Upland rice is grown in rainfed, naturally well-drained soils without surface water accumulation (Ahmadi et al. 2004). This agro-ecosystem is particularly prone to stresses such as aluminum toxicity, phosphorus deficiency, drought caused by erratic rainfall, rice blast disease and weeds (Ahmadi et al. 2004). The genetic base of upland rice cultivars in Latin America is particularly narrow due to the fact that a small core of adapted progenitors has been used repeatedly in different rice breeding programs (Guimaraes 1993; Guimaraees et al. 1996). It is therefore important to identify novel allelic variation that can improve the genetic pool of upland varieties. To assess the potential for phenotypic variation among the interspecific ILs developed on this project, we evaluated the 48 CUR/RUF ILs for four agronomic traits, ‘Days to flowering,’ ‘Plant height,’ ‘Tiller number’ and ‘Panicle number’ under upland soil conditions in Meta-Colombia.

While variation coming from the wild donor was often associated with traits that were not considered favorable in the context of plant improvement, the reverse was also true. Thus, an O. rufipogon introgression on the short arm of chromosome 3 was associated with late flowering (Fig. 6a, b), consistent with reports using the same wild donor in the cv Jefferson (tropical japonica) genetic background (Xiao et al. 1998; Moncada et al. 2001; Thomson et al. 2003). The HEADING DATE 9 (Hd9) locus, known to be involved in photoperiod sensitivity, is located in this region (Lin et al. 2002). On average the lines with the RUF introgression at the Hd9 locus flowered 15.5 days later than CUR. The MADS-box gene OsSOC1 is located within the Hd9 interval (chromosome 3: 1,269,856–1,271,783) (Tadege et al. 2003) and is a candidate gene that may be responsible for the late flowering phenotype of ILs carrying the RUF allele at this locus. On chromosome 1, a RUF introgression increased the height of ILs under natural acid soil conditions. This region co-localizes with the plant height QTLs, ph1.1 (Moncada et al. 2001) and ph1.2 (Thomson et al. 2003) (Fig. 6a, b), and contains the SEMI-DWARF1 (SD1) gene associated with the green revolution (Sasaki et al. 2002).
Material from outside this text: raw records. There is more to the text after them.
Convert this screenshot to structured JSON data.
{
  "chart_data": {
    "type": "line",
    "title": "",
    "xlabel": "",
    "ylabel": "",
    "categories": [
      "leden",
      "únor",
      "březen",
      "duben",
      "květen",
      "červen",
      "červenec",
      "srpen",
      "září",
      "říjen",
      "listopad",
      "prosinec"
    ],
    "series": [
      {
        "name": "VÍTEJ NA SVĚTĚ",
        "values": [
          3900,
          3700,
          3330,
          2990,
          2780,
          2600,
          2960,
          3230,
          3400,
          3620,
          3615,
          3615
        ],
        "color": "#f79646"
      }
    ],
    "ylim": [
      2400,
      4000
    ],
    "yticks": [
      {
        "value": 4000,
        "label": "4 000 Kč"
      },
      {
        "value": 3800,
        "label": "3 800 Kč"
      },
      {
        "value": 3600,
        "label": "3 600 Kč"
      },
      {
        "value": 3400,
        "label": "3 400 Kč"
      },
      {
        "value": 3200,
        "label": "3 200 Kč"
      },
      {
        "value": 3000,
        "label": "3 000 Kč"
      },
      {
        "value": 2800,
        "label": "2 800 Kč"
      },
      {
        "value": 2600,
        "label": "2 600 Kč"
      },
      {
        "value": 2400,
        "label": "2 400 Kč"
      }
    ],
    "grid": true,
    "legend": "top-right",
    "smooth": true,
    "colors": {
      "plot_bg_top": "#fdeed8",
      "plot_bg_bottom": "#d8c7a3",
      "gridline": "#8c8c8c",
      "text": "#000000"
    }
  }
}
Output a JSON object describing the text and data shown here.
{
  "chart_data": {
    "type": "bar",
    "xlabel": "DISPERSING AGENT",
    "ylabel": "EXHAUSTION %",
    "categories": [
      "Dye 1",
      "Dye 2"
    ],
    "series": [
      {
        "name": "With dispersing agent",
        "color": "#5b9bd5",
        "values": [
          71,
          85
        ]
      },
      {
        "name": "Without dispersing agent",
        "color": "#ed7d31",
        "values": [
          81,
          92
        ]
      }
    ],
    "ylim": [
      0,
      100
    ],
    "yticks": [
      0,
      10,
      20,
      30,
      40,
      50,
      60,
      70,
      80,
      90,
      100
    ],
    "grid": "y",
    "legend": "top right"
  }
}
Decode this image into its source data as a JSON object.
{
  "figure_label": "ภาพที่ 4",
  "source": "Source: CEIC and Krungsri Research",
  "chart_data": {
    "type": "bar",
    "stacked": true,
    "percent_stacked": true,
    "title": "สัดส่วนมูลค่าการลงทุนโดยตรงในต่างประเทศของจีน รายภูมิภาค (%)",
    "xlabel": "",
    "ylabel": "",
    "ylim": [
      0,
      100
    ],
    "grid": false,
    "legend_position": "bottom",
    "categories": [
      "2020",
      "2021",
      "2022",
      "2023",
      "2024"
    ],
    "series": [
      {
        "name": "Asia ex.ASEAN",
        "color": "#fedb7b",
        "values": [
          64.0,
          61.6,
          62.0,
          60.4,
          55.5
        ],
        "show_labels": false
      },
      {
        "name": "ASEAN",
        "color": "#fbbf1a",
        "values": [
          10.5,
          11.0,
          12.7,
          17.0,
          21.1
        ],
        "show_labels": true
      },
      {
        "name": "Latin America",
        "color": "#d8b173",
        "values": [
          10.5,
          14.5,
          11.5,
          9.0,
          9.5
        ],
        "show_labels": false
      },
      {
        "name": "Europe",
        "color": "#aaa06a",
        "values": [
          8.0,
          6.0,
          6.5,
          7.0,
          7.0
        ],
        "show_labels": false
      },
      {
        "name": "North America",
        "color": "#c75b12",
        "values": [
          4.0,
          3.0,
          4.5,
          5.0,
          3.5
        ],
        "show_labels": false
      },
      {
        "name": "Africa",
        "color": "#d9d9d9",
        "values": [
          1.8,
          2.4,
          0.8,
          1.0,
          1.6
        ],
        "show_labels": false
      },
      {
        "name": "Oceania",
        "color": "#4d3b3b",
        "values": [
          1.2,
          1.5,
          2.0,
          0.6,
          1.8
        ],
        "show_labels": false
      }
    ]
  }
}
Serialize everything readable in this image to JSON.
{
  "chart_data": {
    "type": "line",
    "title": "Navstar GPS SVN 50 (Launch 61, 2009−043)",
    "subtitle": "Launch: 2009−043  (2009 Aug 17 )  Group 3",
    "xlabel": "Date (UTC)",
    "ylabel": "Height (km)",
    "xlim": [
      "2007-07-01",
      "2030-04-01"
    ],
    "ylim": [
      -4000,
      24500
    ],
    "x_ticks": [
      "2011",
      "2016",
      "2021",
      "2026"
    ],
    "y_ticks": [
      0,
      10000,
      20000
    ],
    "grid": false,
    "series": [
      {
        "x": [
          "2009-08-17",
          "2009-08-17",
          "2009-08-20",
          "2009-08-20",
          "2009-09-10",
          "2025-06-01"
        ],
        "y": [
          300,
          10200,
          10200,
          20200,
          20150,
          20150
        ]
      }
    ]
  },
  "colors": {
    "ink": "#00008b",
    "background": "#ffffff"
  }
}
The identification of RUF introgressions associated with late flowering and taller plant height represent throw backs to ancestral traits, while plant breeders have consciously selected for shorter plants with early flowering traits for production in upland ecosystems in South America (Châtel et al. 2008).

On the other hand, a RUF introgression on chromosome 10 was associated with reduced plant height under both limed and natural acid soil conditions. This RUF allele contributes transgressive variation for shorter stature that may be of interest to breeders interested in selecting for shorter plants. Similarly, the IL RUF27 produced more tillers and more panicles than the recurrent parent, CUR, while it did not differ in days to flowering or plant height. RUF27 also had the highest grain yield of any of the ILs in this study, though the difference between RFU27 and CUR was not statistically significant. RUF27 carries six small introgressions on chromosomes 2, 6, 8, 9, 10 and 12 and it will be interesting to continue backcrossing this line to understand the genetics underlying the higher number of tillers and panicles and to validate the value of this IL for breeding purposes. Further, phenotypic analysis is underway on both populations of ILs under a variety of field and controlled environment conditions to better characterize these lines and their utility as pre-breeding materials.

The ILs described here are available for research purposes via a Material Transfer Agreement from CIAT.